Obi-Wan doesn’t say anything for several seconds.
“I just signed the NDA, mate, I’m not going to say anything, I’m pretty sure you’d take me for all I have and put me in the hospital.”
“Yeah,” Obi-Wan says, and waits another moment before clarifying. “I’m Obi-Wan.”
“Then you should know,” Ben says, shifting as he puts down the pen and probably shrugs on his coat. “He didn’t actually call me anything but my name during sex.”
“Fantastic,” Obi-Wan tells him. “Congratulations.”
“But afterwards,” Ben continues, like he hasn’t spoken. “He asked me to hold him and stroke his hair. He was pretty out of it, so I did. That’s when he called me Obi-Wan, not during the sex, but when I was just…holding him. I think some people call it aftercare? I don’t know. Just thought, you know. You should know.”
Obi-Wan grunts, clenching and unclenching his jaw, trying and failing to find words.
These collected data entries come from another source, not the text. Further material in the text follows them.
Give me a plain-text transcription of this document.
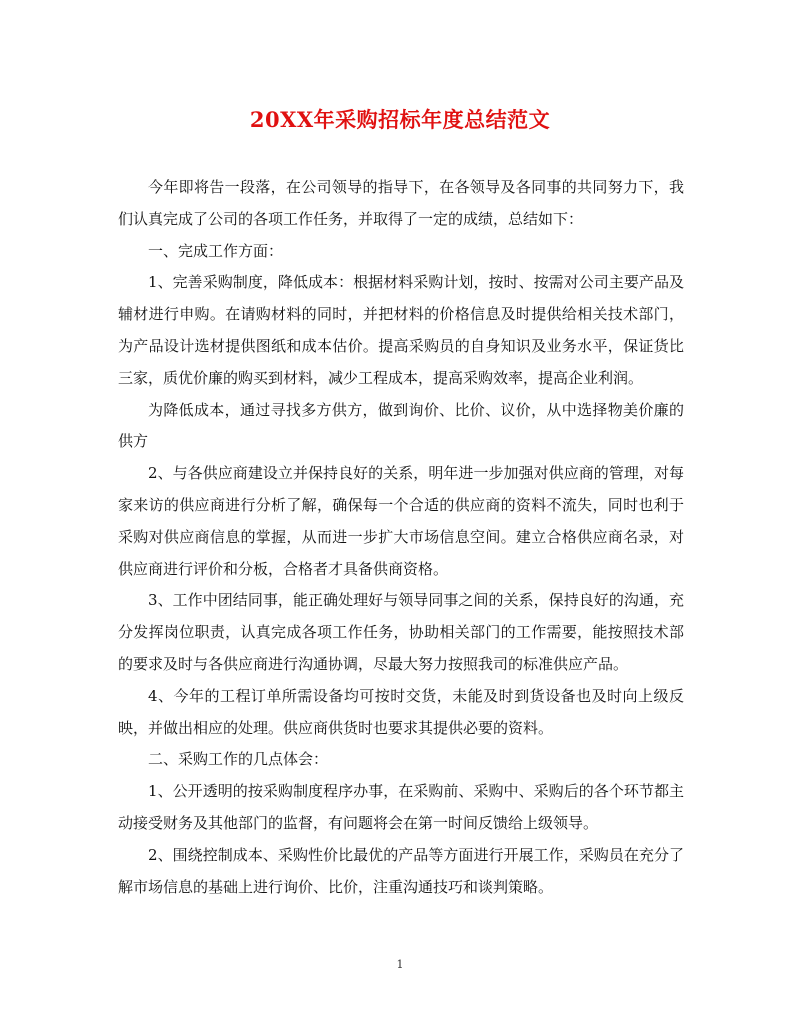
20XX年采购招标年度总结范文

今年即将告一段落，在公司领导的指导下，在各领导及各同事的共同努力下，我们认真完成了公司的各项工作任务，并取得了一定的成绩，总结如下：

一、完成工作方面：

1、完善采购制度，降低成本：根据材料采购计划，按时、按需对公司主要产品及辅材进行申购。在请购材料的同时，并把材料的价格信息及时提供给相关技术部门，为产品设计选材提供图纸和成本估价。提高采购员的自身知识及业务水平，保证货比三家，质优价廉的购买到材料，减少工程成本，提高采购效率，提高企业利润。

为降低成本，通过寻找多方供方，做到询价、比价、议价，从中选择物美价廉的供方

2、与各供应商建设立并保持良好的关系，明年进一步加强对供应商的管理，对每家来访的供应商进行分析了解，确保每一个合适的供应商的资料不流失，同时也利于采购对供应商信息的掌握，从而进一步扩大市场信息空间。建立合格供应商名录，对供应商进行评价和分板，合格者才具备供商资格。

3、工作中团结同事，能正确处理好与领导同事之间的关系，保持良好的沟通，充分发挥岗位职责，认真完成各项工作任务，协助相关部门的工作需要，能按照技术部的要求及时与各供应商进行沟通协调，尽最大努力按照我司的标准供应产品。

4、今年的工程订单所需设备均可按时交货，未能及时到货设备也及时向上级反映，并做出相应的处理。供应商供货时也要求其提供必要的资料。

二、采购工作的几点体会：

1、公开透明的按采购制度程序办事，在采购前、采购中、采购后的各个环节都主动接受财务及其他部门的监督，有问题将会在第一时间反馈给上级领导。

2、围绕控制成本、采购性价比最优的产品等方面进行开展工作，采购员在充分了解市场信息的基础上进行询价、比价，注重沟通技巧和谈判策略。

1
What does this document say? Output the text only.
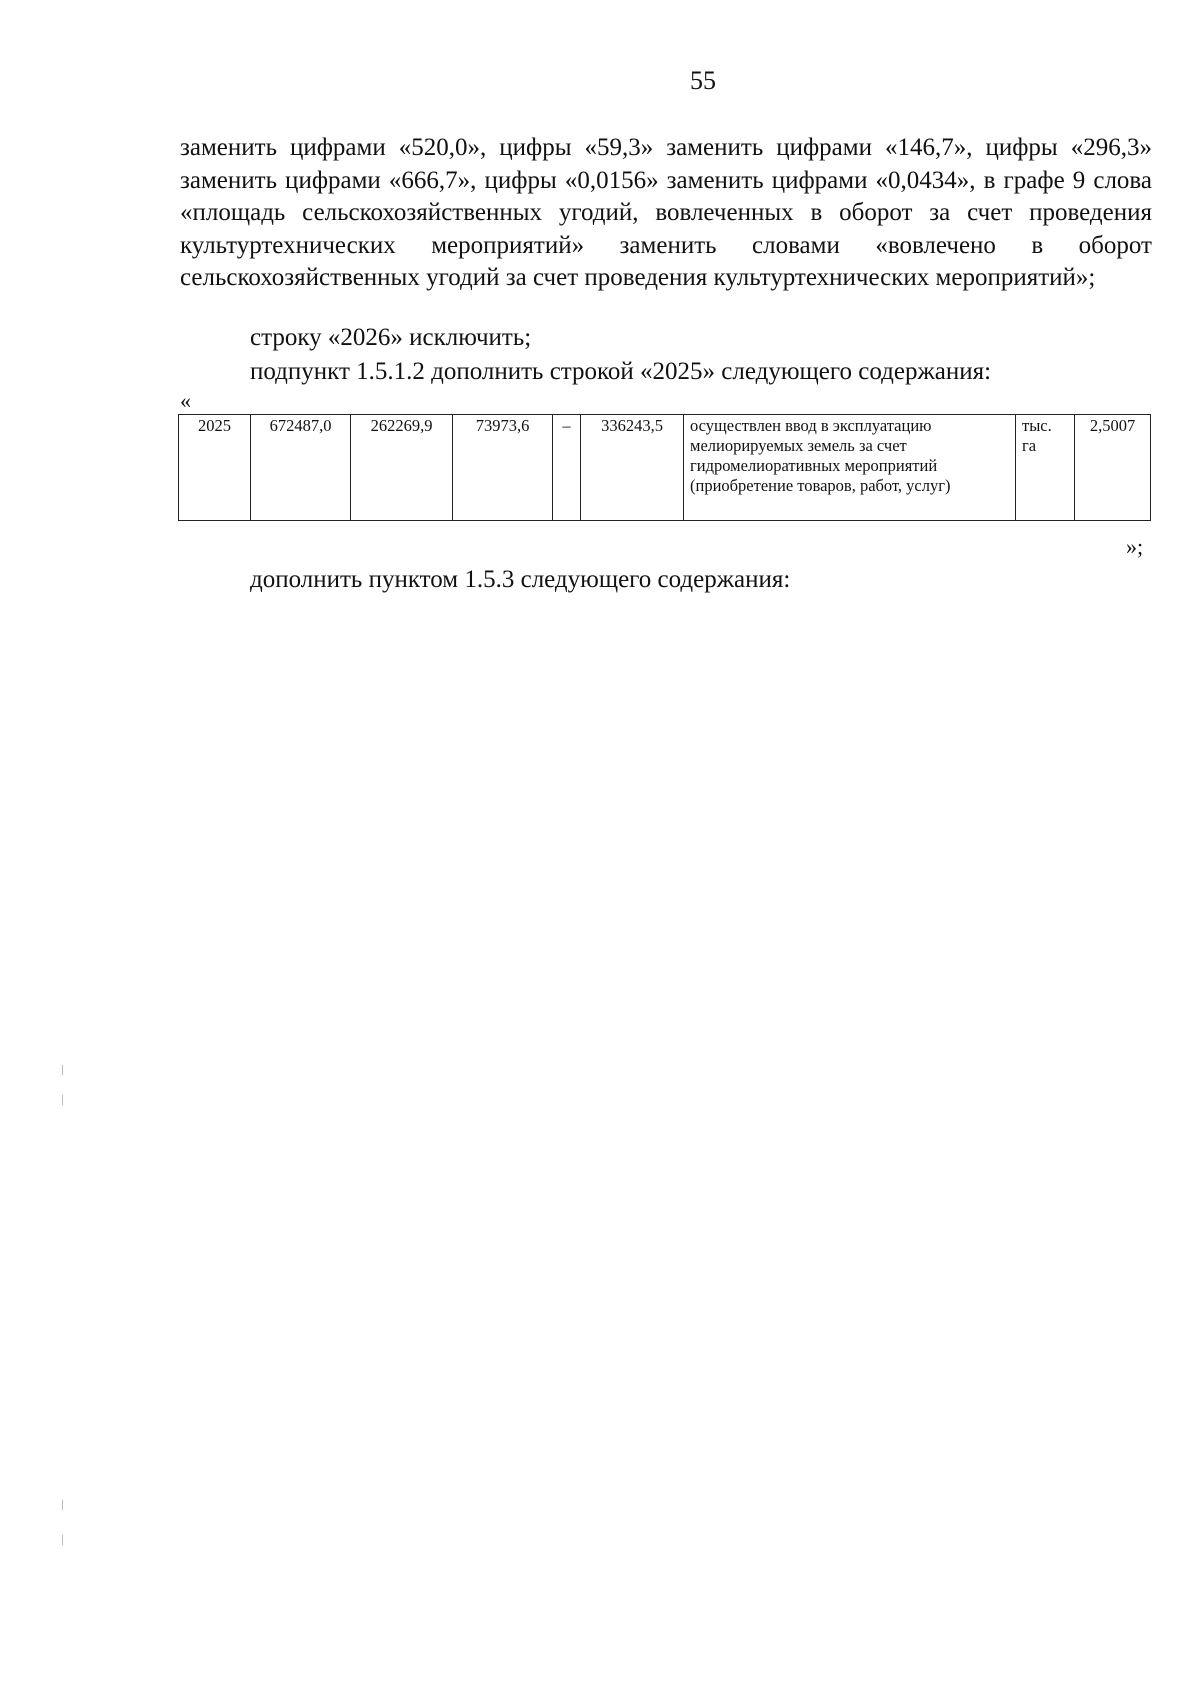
55
заменить цифрами «520,0», цифры «59,3» заменить цифрами «146,7», цифры «296,3» заменить цифрами «666,7», цифры «0,0156» заменить цифрами «0,0434», в графе 9 слова «площадь сельскохозяйственных угодий, вовлеченных в оборот за счет проведения культуртехнических мероприятий» заменить словами «вовлечено в оборот сельскохозяйственных угодий за счет проведения культуртехнических мероприятий»;
строку «2026» исключить;
подпункт 1.5.1.2 дополнить строкой «2025» следующего содержания:
«
2025	672487,0	262269,9	73973,6	–	336243,5	осуществлен ввод в эксплуатацию мелиорируемых земель за счет гидромелиоративных мероприятий (приобретение товаров, работ, услуг)	тыс. га	2,5007
»;
дополнить пунктом 1.5.3 следующего содержания:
For someone who didn’t want to be involved in this, he sure has a lot of fucking opinions.
“I’m going, I’m going,” Ben says. “Kiss him goodbye for me though.”
Obi-Wan swings his head around to glare at the other man, who throws his head back on a laugh at his expression. He points wordlessly to the door, and the man waves him away, already walking that way.
Once alone, Obi-Wan swings back to the omelette ingredients in front of him.
He doesn’t know what to do with that information. With the—with—
“He was pretty out of it, so I did. That’s when he called me Obi-Wan. Not during the sex, but when I was just…holding him. I think some people call it aftercare? I don’t know.”
Obi-Wan makes a conscious effort to unclench his jaw. It’s too early in the morning for this, to think about this and figure out what feelings are thrashing around in his gut.
He does, however, scoop the chopped green bell pepper bits and throw them in the trash can.
He doesn’t, however, allow himself to think about why.